From: Thomas Renninger <trenn@suse.de>
To: "Rafael J. Wysocki" <rjw@rjwysocki.net>
Cc: Srinivas Pandruvada <srinivas.pandruvada@linux.intel.com>,
Len Brown <lenb@kernel.org>,
Philippe Longepe <philippe.longepe@linux.intel.com>,
linux-pm@vger.kernel.org, rafael.j.wysocki@intel.com,
Prarit Bhargava <prarit@redhat.com>,
viresh.kumar@linaro.org
Subject: Re: [PATCH V6 1/3] cpufreq: intel_pstate: configurable algorithm to get target pstate
Date: Tue, 15 Dec 2015 15:13:27 +0100 [thread overview]
Message-ID: <1462813.tnyS2JedD3@skinner> (raw)
In-Reply-To: <3235621.PFgIvoUBvm@vostro.rjw.lan>
On Monday, December 14, 2015 11:06:22 PM Rafael J. Wysocki wrote:
> On Monday, December 14, 2015 05:22:12 PM Thomas Renninger wrote:
> > On Thursday, December 10, 2015 11:01:18 PM Rafael J. Wysocki wrote:
> > > On Thursday, December 10, 2015 02:04:46 PM Thomas Renninger wrote:
> > > > On Wednesday, December 09, 2015 12:21:53 PM Srinivas Pandruvada wrote:
...
> This means that, from intel_pstate perspective and from the point of view of
> finding a useful balance between energy efficiency and performace, it
> doesn't make sense to use a performace-oriented algorithm on them anyway,
> because energy efficiency and performance are not balanced then.

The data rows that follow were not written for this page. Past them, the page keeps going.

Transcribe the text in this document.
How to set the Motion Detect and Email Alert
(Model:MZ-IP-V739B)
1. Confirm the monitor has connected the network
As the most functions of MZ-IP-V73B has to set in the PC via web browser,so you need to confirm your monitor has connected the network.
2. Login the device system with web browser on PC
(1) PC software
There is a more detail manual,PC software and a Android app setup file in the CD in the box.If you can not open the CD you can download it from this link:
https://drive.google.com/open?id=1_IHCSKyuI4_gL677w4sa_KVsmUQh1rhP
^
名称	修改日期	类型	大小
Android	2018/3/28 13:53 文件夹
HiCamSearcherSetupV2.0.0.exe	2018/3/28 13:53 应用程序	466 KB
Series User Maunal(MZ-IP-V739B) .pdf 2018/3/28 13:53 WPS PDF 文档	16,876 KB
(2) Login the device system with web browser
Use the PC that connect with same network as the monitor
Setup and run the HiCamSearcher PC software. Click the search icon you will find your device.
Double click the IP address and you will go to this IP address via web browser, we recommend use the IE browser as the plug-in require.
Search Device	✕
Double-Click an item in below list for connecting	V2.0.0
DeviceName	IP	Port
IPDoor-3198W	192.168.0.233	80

Ok. But this has nothing to do with a specific CPU ID. This is not even
Intel specific.
It is about workload.
If HW specific side-effects as "race-to-idle is an efficient strategy for the
given CPU" comes into the game... This also is not Intel specific.
My point is:
The cpufreq subsystem nicely splitted out workload policy into governors.
intel_pstate violated this concept by implementing it's own policy into
the HW driver.
We now know that this caused:
- quite some confusion.
- needs userspace to adopt to HW driver specific knobs
- isn't very elegant and rather ungeneric
Now even more different policy algorithms should get mangled into the HW
driver. I do see why you want to do this... It's easy (for now). But I am
questioning whether this is the right way to go for (on longterm)...

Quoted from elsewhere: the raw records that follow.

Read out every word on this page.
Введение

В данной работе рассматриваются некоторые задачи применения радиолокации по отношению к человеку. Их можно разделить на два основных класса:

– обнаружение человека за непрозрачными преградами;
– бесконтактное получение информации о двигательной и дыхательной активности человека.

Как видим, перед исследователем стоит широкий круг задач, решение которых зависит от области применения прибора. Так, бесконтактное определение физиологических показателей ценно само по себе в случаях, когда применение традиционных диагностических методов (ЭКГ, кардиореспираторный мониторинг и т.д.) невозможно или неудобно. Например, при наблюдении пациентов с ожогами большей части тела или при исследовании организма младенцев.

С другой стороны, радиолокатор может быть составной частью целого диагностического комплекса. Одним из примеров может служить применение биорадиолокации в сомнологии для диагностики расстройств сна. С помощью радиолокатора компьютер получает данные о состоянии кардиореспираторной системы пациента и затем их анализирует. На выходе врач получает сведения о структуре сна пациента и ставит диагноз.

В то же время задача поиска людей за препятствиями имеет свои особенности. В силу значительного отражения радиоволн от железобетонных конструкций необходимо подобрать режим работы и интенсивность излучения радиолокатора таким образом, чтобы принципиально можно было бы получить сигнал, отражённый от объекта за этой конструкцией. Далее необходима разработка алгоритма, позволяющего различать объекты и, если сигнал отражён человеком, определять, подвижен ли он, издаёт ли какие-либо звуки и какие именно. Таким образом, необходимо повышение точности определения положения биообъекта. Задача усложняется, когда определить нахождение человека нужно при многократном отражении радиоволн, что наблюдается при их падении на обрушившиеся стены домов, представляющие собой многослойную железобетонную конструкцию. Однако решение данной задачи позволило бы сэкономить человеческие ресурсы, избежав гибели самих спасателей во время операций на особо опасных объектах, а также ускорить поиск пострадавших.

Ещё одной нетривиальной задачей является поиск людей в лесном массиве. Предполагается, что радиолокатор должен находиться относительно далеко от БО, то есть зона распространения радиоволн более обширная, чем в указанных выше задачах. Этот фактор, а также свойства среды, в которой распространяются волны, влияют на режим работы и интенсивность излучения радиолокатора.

I do not have a final solution at hand. You may want to evaluate the
possibility to move to a governor based solution.
If this is not feasible you should at least write to syslog which algorithm
has been taken and why.
> > And in the end it will show up as an "Enterprise Server" platform where
> > your partners like HP, SAP, Dell,... have to explicitly state to disable
> > specific powersaving features on OS level, because the CPU driver keeps
> > ignoring any BIOS provided information.
>
> Well, so let's consider the current state of affairs for a while. Where do
> we take the BIOS-provided information in question into account today?
Are you talking about general BIOS-provided information?
-> There are a hundred places and we cannot boot if BIOS data is
wrong, right?
For the pm profile I guess none.
I sent patches to expose this to sysfs quite some years ago,
when I realized that OEMs started to not only provide "unknown", but fill it
with correct data.
Since then it's easy to read out and it was always correct when I double
checked.
The other point is: It's going to be even more correct and used, when we use
it. It's a public spec and OEMs have to stick to it and as said 99% should do.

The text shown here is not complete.